A major pay TV piracy operation has been busted in Africa after a year-long clandestine undercover operation.
A major pay TV piracy operation has been busted in Africa, leading to the arrest of two Chinese nationals in Botswana after a year-long clandestine undercover operation. Irdeto, a content security company with joint headquarters in Amsterdam and Beijing, has revealed it has been working with DTH operator MultiChoice Africa and the Botswana Police Serious Crime Squad to investigate and disrupt the illegal distribution of pay TV content across the whole of sub-Saharan Africa. Irdeto’s Anti-Piracy and Forensics Unit and MultiChoice Africa Anti-Piracy Department continuously monitors for signs of pirate activity and illegal broadcast redistribution across the continent. The arrests in this particular case came over a year after it was discovered that a piracy operation fronting as a refrigerator sales and repair company was found to be extracting “control words” from MultiChoice Africa smartcards, and then distributing them to consumers who had bought pirate circumvention devices, such as Magicbox, Avatar, Hawk, Microbox and Eagle.
This led eventually to the two arrests, when the Botswana Police Serious Crime Squad, along with representatives from MultiChoice Africa, raided the premises of the pirate operation that had been selling Magicbox pirate circumvention devices to subscribers in five countries, Botswana, Malawi, Zimbabwe, Zambia and South Africa. During the raid, the police found and confiscated 1800 Magicbox pirate circumvention devices, along with computers, a laptop computer, a smartcard reader, MultiChoice Africa smartcards and a large amount of cash.
Control word sharing is one of three categories of pay TV security threat, the other two being content redistribution and cloning. With control word sharing, a pirate discovers a common key used to decrypt the content and distributes it via the Internet or otherwise. Cloning involves replication of some part of the receiving device’s security software or hardware such that control words can then be extracted and used to decrypt content, with the level of threat depending on the nature of the clone. Content redistribution is where a pirate makes a high-quality copy of content after it has been legally decrypted and then redistributes it over the Internet.
Control word sharing has been taking over from cloning as the biggest threat to pay TV operators, although increasingly in the future, content redistribution is likely to become a major source of piracy in the multiscreen era. This is because the high bit rates available with broadband services, combined with more efficient encoding, will enable high-quality HD content to be redistributed after being legally obtained and decrypted, such that it does not matter how secure the conditional access is.

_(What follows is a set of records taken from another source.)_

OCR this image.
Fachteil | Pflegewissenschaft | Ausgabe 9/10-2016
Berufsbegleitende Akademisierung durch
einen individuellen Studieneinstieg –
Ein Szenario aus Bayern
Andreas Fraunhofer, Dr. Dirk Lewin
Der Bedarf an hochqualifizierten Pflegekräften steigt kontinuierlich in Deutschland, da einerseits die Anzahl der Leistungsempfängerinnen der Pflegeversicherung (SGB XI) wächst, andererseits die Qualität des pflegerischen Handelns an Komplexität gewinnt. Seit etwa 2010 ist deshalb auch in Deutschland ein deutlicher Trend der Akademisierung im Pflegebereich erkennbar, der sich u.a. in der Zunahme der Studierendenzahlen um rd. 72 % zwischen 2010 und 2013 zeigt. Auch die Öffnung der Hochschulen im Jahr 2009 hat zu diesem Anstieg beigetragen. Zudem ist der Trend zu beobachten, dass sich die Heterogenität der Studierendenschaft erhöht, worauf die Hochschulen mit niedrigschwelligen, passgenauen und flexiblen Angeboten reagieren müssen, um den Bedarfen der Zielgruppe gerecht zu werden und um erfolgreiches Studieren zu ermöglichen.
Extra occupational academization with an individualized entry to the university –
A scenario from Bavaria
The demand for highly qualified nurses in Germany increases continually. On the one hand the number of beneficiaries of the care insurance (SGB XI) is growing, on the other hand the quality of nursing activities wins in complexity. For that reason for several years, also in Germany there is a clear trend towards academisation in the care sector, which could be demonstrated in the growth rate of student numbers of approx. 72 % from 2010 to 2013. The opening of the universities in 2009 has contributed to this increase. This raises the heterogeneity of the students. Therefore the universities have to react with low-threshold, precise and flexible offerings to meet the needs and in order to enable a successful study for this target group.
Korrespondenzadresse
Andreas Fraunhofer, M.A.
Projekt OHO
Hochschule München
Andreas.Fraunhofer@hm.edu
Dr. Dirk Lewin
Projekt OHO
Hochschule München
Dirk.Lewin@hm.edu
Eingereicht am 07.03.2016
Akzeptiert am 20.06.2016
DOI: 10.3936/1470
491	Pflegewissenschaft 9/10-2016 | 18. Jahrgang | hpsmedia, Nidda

But currently Africa, and particularly MultiChoice as the dominant DTH operator in a region where cable and IPTV are confined to just a few big cities mostly in South Africa, has suffered badly from control word sharing piracy. This is why MultiChoice set up its own dedicated anti-piracy department, conducting surveillance in multiple countries in the south of the continent. Irdeto was a natural partner as the supplier of its content security, enabling the operator to centralize management of all on-demand content with automated content encryption for delivery to STBs, PCs and mobile devices that support Windows Media DRM and PlayReady.